1. watching a person unraveling
2. coping with consequences  

“Henry’s Demons” is a probing tour through the glories (and occasional idiocies) of the British health care system, through the history of schizophrenia and through the often barbarous ways patients have been treated. It’s a tour, too, through the psyches of two bright people watching their son unravel, the stitching pulled from his mind like wool from the bottom of a sweater.



“I feel like someone playing an unwinnable game of Snakes and Ladders,” Ms. Montefiore writes in her diary after a bad day. “We’ve just painfully climbed a ladder, now we’re down a bloody great snake, back at square one, goddammit.” By the end of the book, Henry’s condition has somewhat improved. But it is among this book’s bedrock realizations that, as Patrick puts it: “We, as a family, will always have to cope with the consequences of his schizophrenia. But that, after all, is what families are for.”
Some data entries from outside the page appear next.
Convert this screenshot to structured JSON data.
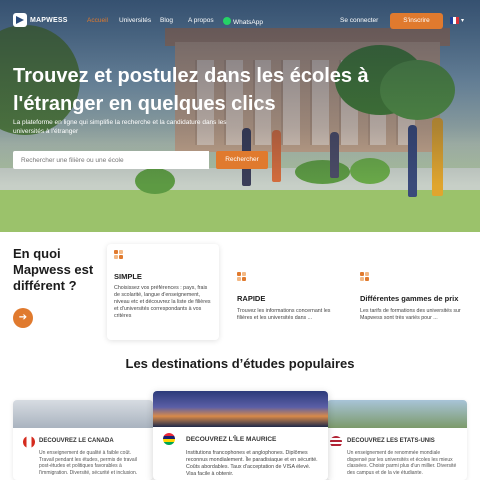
{
  "brand": {
    "name": "MAPWESS"
  },
  "nav": {
    "links": [
      {
        "label": "Accueil",
        "active": true
      },
      {
        "label": "Universités"
      },
      {
        "label": "Blog"
      },
      {
        "label": "A propos"
      },
      {
        "label": "WhatsApp",
        "icon": "whatsapp-icon"
      }
    ],
    "login_label": "Se connecter",
    "signup_label": "S'inscrire",
    "language_flag": "france-flag-icon"
  },
  "hero": {
    "title": "Trouvez et postulez dans les écoles à l'étranger en quelques clics",
    "subtitle": "La plateforme en ligne qui simplifie la recherche et la candidature dans les universités à l'étranger",
    "search_placeholder": "Rechercher une filière ou une école",
    "search_button": "Rechercher"
  },
  "different": {
    "title": "En quoi Mapwess est différent ?",
    "arrow_icon": "arrow-right-icon",
    "features": [
      {
        "title": "SIMPLE",
        "description": "Choisissez vos préférences : pays, frais de scolarité, langue d'enseignement, niveau etc et découvrez la liste de filières et d'universités correspondants à vos critères"
      },
      {
        "title": "RAPIDE",
        "description": "Trouvez les informations concernant les filières et les universités dans ..."
      },
      {
        "title": "Différentes gammes de prix",
        "description": "Les tarifs de formations des universités sur Mapwess sont très variés pour ..."
      }
    ]
  },
  "destinations": {
    "title": "Les destinations d’études populaires",
    "cards": [
      {
        "name": "DECOUVREZ LE CANADA",
        "flag": "canada-flag-icon",
        "description": "Un enseignement de qualité à faible coût. Travail pendant les études, permis de travail post-études et politiques favorables à l'immigration. Diversité, sécurité et inclusion."
      },
      {
        "name": "DECOUVREZ L'ÎLE MAURICE",
        "flag": "mauritius-flag-icon",
        "description": "Institutions francophones et anglophones. Diplômes reconnus mondialement. Île paradisiaque et en sécurité. Coûts abordables. Taux d'acceptation de VISA élevé. Visa facile à obtenir."
      },
      {
        "name": "DECOUVREZ LES ETATS-UNIS",
        "flag": "usa-flag-icon",
        "description": "Un enseignement de renommée mondiale dispensé par les universités et écoles les mieux classées. Choisir parmi plus d'un millier. Diversité des campus et de la vie étudiante."
      }
    ]
  },
  "colors": {
    "accent": "#e07a2e",
    "dark_text": "#1c1c1c"
  }
}
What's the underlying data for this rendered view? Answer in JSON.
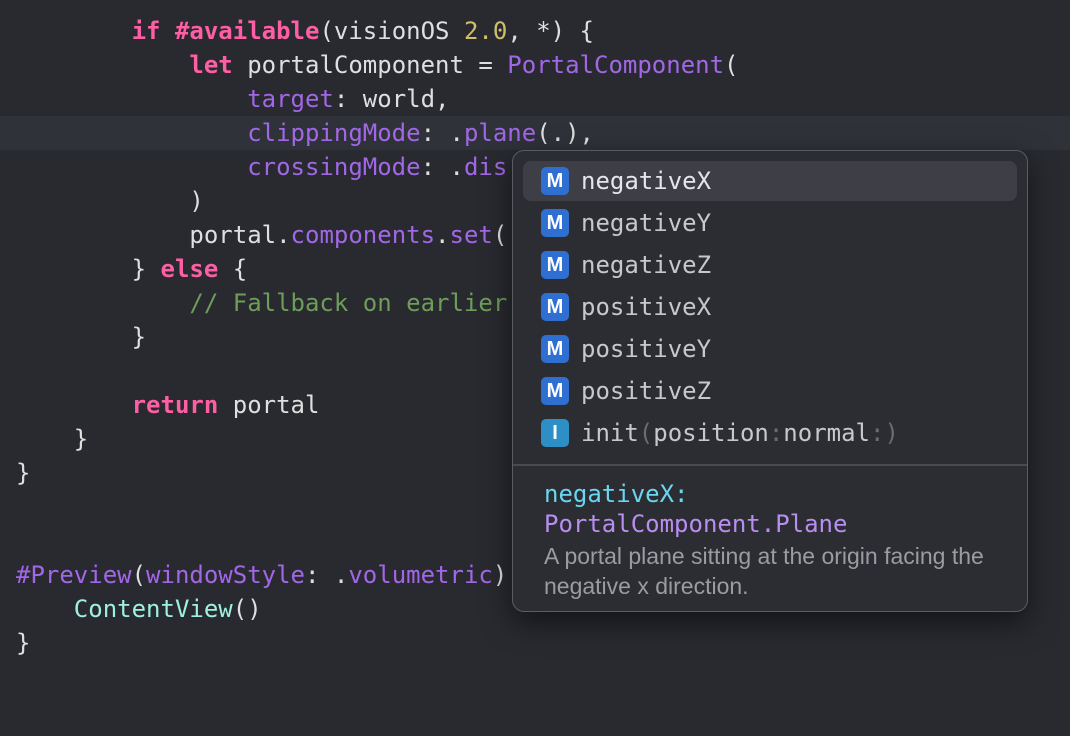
{
  "editor": {
    "lines": [
      {
        "indent": "        ",
        "tokens": [
          [
            "kw",
            "if"
          ],
          [
            "plain",
            " "
          ],
          [
            "kw",
            "#available"
          ],
          [
            "plain",
            "(visionOS "
          ],
          [
            "num",
            "2.0"
          ],
          [
            "plain",
            ", *) {"
          ]
        ]
      },
      {
        "indent": "            ",
        "tokens": [
          [
            "kw",
            "let"
          ],
          [
            "plain",
            " portalComponent = "
          ],
          [
            "fn",
            "PortalComponent"
          ],
          [
            "plain",
            "("
          ]
        ]
      },
      {
        "indent": "                ",
        "tokens": [
          [
            "prop",
            "target"
          ],
          [
            "plain",
            ": world,"
          ]
        ]
      },
      {
        "indent": "                ",
        "tokens": [
          [
            "prop",
            "clippingMode"
          ],
          [
            "plain",
            ": ."
          ],
          [
            "prop",
            "plane"
          ],
          [
            "plain",
            "(.),"
          ]
        ]
      },
      {
        "indent": "                ",
        "tokens": [
          [
            "prop",
            "crossingMode"
          ],
          [
            "plain",
            ": ."
          ],
          [
            "prop",
            "dis"
          ]
        ]
      },
      {
        "indent": "            ",
        "tokens": [
          [
            "plain",
            ")"
          ]
        ]
      },
      {
        "indent": "            ",
        "tokens": [
          [
            "plain",
            "portal."
          ],
          [
            "prop",
            "components"
          ],
          [
            "plain",
            "."
          ],
          [
            "fn",
            "set"
          ],
          [
            "plain",
            "("
          ]
        ]
      },
      {
        "indent": "        ",
        "tokens": [
          [
            "plain",
            "} "
          ],
          [
            "kw",
            "else"
          ],
          [
            "plain",
            " {"
          ]
        ]
      },
      {
        "indent": "            ",
        "tokens": [
          [
            "cmt",
            "// Fallback on earlier"
          ]
        ]
      },
      {
        "indent": "        ",
        "tokens": [
          [
            "plain",
            "}"
          ]
        ]
      },
      {
        "indent": "",
        "tokens": []
      },
      {
        "indent": "        ",
        "tokens": [
          [
            "kw",
            "return"
          ],
          [
            "plain",
            " portal"
          ]
        ]
      },
      {
        "indent": "    ",
        "tokens": [
          [
            "plain",
            "}"
          ]
        ]
      },
      {
        "indent": "",
        "tokens": [
          [
            "plain",
            "}"
          ]
        ]
      },
      {
        "indent": "",
        "tokens": []
      },
      {
        "indent": "",
        "tokens": []
      },
      {
        "indent": "",
        "tokens": [
          [
            "attr",
            "#Preview"
          ],
          [
            "plain",
            "("
          ],
          [
            "prop",
            "windowStyle"
          ],
          [
            "plain",
            ": ."
          ],
          [
            "prop",
            "volumetric"
          ],
          [
            "plain",
            ")"
          ]
        ]
      },
      {
        "indent": "    ",
        "tokens": [
          [
            "type",
            "ContentView"
          ],
          [
            "plain",
            "()"
          ]
        ]
      },
      {
        "indent": "",
        "tokens": [
          [
            "plain",
            "}"
          ]
        ]
      }
    ]
  },
  "autocomplete": {
    "items": [
      {
        "kind": "M",
        "label": "negativeX",
        "selected": true
      },
      {
        "kind": "M",
        "label": "negativeY",
        "selected": false
      },
      {
        "kind": "M",
        "label": "negativeZ",
        "selected": false
      },
      {
        "kind": "M",
        "label": "positiveX",
        "selected": false
      },
      {
        "kind": "M",
        "label": "positiveY",
        "selected": false
      },
      {
        "kind": "M",
        "label": "positiveZ",
        "selected": false
      }
    ],
    "init_item": {
      "kind": "I",
      "name": "init",
      "open_paren": "(",
      "params": [
        "position",
        ":",
        "normal",
        ":"
      ],
      "close_paren": ")"
    },
    "doc": {
      "symbol": "negativeX:",
      "type": "PortalComponent.Plane",
      "description": "A portal plane sitting at the origin facing the negative x direction."
    }
  }
}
I don't ever recall someone saying that they were cured of mental illness but one can cope. Coping doesn't necessarily mean that one overcomes it but that one struggles and deals with the illness with some form of success.I remember using the word 'miracle' to describe what I saw after my wife's first
forced hospitalization. Her mind was cleared of the hallucinations an delusions that she had been a prisoner to. Yes there were some side effects but the benefits outweighed them. The mistake that the family made was in thinking that she was cured. Within a year she was off the meds and returned to the delusional world.

Patrick's quote from above needs to be repeated. "We, as a family, will always have to cope with the consequences of (you fill in the blank)."